By Metropolitan George of Mount Lebanon
Metropolitan George, of the Patriarchate of Antioch, lives in Beirut, Lebanon. The text is abridged from Sourozh, magazine of the Russian Patriarchal Diocese of Sourozh, Great Britain. The translation from the French is by Elisabeth Koutassoff. This version is from Incommunion - the Orthodox Peace Fellowship
What is most tragic about violence is its absurdity. Whoever has known the collective experience of death during long years of suffering, knows irrationality in its purest form. When you spend the better part of your existence under fire, spend months on end without water, food, light or work, the notion of “revolution,” of the “just cause” arouses only uncontrollable laughter. The only goal to strive for is existence itself. Day and night one sees oneself whirling about in a play put on by madmen. The shadows of a city in shambles perform a dance of death. One’s only memories are of a world that is no longer there. Any statement is ambiguous and disconcerting because all discourse is condemned to triviality. Hope disappears because time itself is empty, though occasionally nostalgia comes to supply the void. All boundaries between external evil and internal trials disappear. An aching body is the only impression left upon the soul. A bruised body understands the futility of things, knows the absence of God. Sin surfaces to form a hallucinatory presence. I sin, therefore I am.

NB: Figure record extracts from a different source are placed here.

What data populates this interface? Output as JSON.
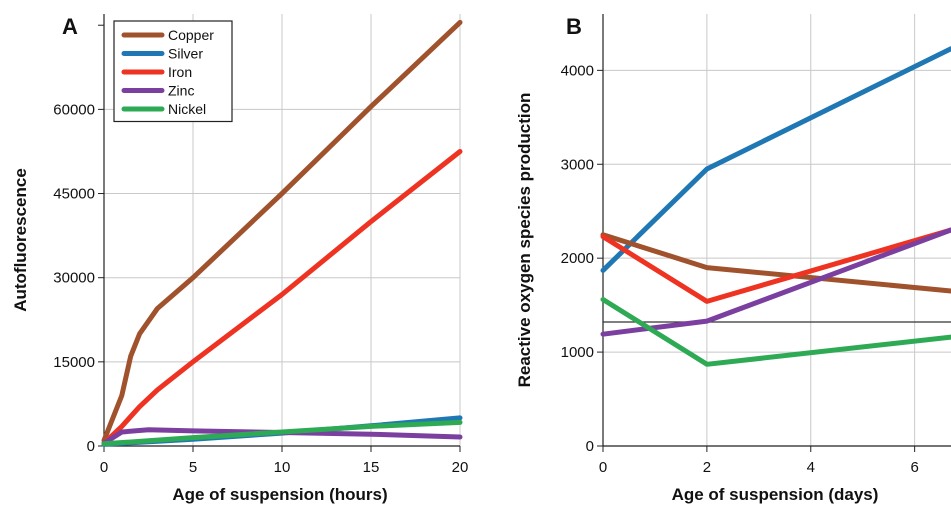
{
  "panels": [
    {
      "label": "A"
    },
    {
      "label": "B"
    }
  ],
  "chart_data": [
    {
      "type": "line",
      "panel": "A",
      "xlabel": "Age of suspension (hours)",
      "ylabel": "Autofluorescence",
      "xlim": [
        0,
        20
      ],
      "ylim": [
        0,
        77000
      ],
      "xticks": [
        0,
        5,
        10,
        15,
        20
      ],
      "yticks": [
        0,
        15000,
        30000,
        45000,
        60000
      ],
      "xtick_labels": [
        "0",
        "5",
        "10",
        "15",
        "20"
      ],
      "ytick_labels": [
        "0",
        "15000",
        "30000",
        "45000",
        "60000"
      ],
      "grid": true,
      "legend": "top-left",
      "series": [
        {
          "name": "Copper",
          "color": "#a0522d",
          "x": [
            0,
            1,
            1.5,
            2,
            3,
            5,
            10,
            15,
            20
          ],
          "y": [
            1000,
            9000,
            16000,
            20000,
            24500,
            30000,
            45000,
            60500,
            75500
          ]
        },
        {
          "name": "Silver",
          "color": "#1f77b4",
          "x": [
            0,
            5,
            10,
            15,
            20
          ],
          "y": [
            300,
            1200,
            2300,
            3600,
            5000
          ]
        },
        {
          "name": "Iron",
          "color": "#ee3322",
          "x": [
            0,
            1,
            2,
            3,
            5,
            10,
            15,
            20
          ],
          "y": [
            500,
            3500,
            7000,
            10000,
            15000,
            27000,
            40000,
            52500
          ]
        },
        {
          "name": "Zinc",
          "color": "#7b3fa0",
          "x": [
            0,
            1,
            2.5,
            5,
            10,
            15,
            20
          ],
          "y": [
            500,
            2500,
            2900,
            2700,
            2400,
            2100,
            1600
          ]
        },
        {
          "name": "Nickel",
          "color": "#2eaa55",
          "x": [
            0,
            5,
            10,
            15,
            20
          ],
          "y": [
            400,
            1500,
            2500,
            3500,
            4200
          ]
        }
      ]
    },
    {
      "type": "line",
      "panel": "B",
      "xlabel": "Age of suspension (days)",
      "ylabel": "Reactive oxygen species production",
      "xlim": [
        0,
        6.7
      ],
      "ylim": [
        0,
        4600
      ],
      "xticks": [
        0,
        2,
        4,
        6
      ],
      "yticks": [
        0,
        1000,
        2000,
        3000,
        4000
      ],
      "xtick_labels": [
        "0",
        "2",
        "4",
        "6"
      ],
      "ytick_labels": [
        "0",
        "1000",
        "2000",
        "3000",
        "4000"
      ],
      "reference_line_y": 1320,
      "grid": true,
      "series": [
        {
          "color": "#1f77b4",
          "x": [
            0,
            2,
            6.7
          ],
          "y": [
            1870,
            2950,
            4230
          ]
        },
        {
          "color": "#a0522d",
          "x": [
            0,
            2,
            6.7
          ],
          "y": [
            2250,
            1900,
            1650
          ]
        },
        {
          "color": "#ee3322",
          "x": [
            0,
            2,
            6.7
          ],
          "y": [
            2230,
            1540,
            2300
          ]
        },
        {
          "color": "#7b3fa0",
          "x": [
            0,
            2,
            6.7
          ],
          "y": [
            1190,
            1330,
            2300
          ]
        },
        {
          "color": "#2eaa55",
          "x": [
            0,
            2,
            6.7
          ],
          "y": [
            1560,
            870,
            1160
          ]
        }
      ]
    }
  ]
}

Yet if one feels, in common with the dead of one’s own tribe, that one has been humiliated, the only protest is by way of arms. A weapon is a refusal, a “no,” a protest against historical inequities as one waits for a justice that is yet to come. If the witness of the Cross is felt to have been in vain, then others will have to be crucified. Their death will be proof of one’s own existence. Perhaps relations between men loyal to different causes will no longer be adulterated by the lie of what one had thought to be conviviality. One is not suffocated either by receiving or by giving death, but it is hard indeed to bear a truth that weighs down the shoulders because it has not been lived to its full potential in the gentle and peaceful light of the saints.